21La définition du comique comme réalisation particulière de l’humorisme sur scène engendre une problématisation de la notion d’humorisme, à partir de sa définition même. La représentation sur scène de l’humorisme sous forme d’un comique qui porte en son sein l’élément du tragique, comme le revers d’une médaille, signale un écart entre la définition susmentionnée de l’humorisme (telle que Pirandello l’a donnée dans son essai), et les possibilités des configurations effectives de l’humorisme dans la pratique de la scène.
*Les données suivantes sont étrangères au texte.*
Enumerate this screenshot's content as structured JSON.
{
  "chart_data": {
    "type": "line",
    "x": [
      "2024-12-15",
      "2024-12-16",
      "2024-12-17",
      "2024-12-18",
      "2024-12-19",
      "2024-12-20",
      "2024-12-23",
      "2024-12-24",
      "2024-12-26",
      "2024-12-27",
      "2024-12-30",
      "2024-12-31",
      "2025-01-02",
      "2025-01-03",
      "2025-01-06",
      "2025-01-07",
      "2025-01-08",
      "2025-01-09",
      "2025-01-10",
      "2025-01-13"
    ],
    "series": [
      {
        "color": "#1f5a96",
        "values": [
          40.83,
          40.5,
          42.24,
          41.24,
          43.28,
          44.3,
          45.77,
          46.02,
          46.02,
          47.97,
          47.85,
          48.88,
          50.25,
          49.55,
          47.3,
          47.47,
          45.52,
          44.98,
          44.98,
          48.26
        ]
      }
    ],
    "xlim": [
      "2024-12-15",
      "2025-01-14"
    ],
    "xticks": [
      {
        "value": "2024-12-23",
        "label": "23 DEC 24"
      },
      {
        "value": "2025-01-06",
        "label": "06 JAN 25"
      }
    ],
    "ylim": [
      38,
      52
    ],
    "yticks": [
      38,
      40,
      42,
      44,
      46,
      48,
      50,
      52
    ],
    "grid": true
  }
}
Au centre du problème s’impose le statut du comique dans sa relation avec le tragique au sein de l’esthétique de l’humorisme15. Trovarsi de De Lullo et Se trouver de Loichemol sont, pour conclure, deux mises en scène pirandelliennes dans la mesure où, à l’instar d'autres transpositions totalement différentes, elles donnent forme à l'intelligence humoristique de Pirandello par rapport au drame de l'Actrice, qui est le drame même de sa propre existence.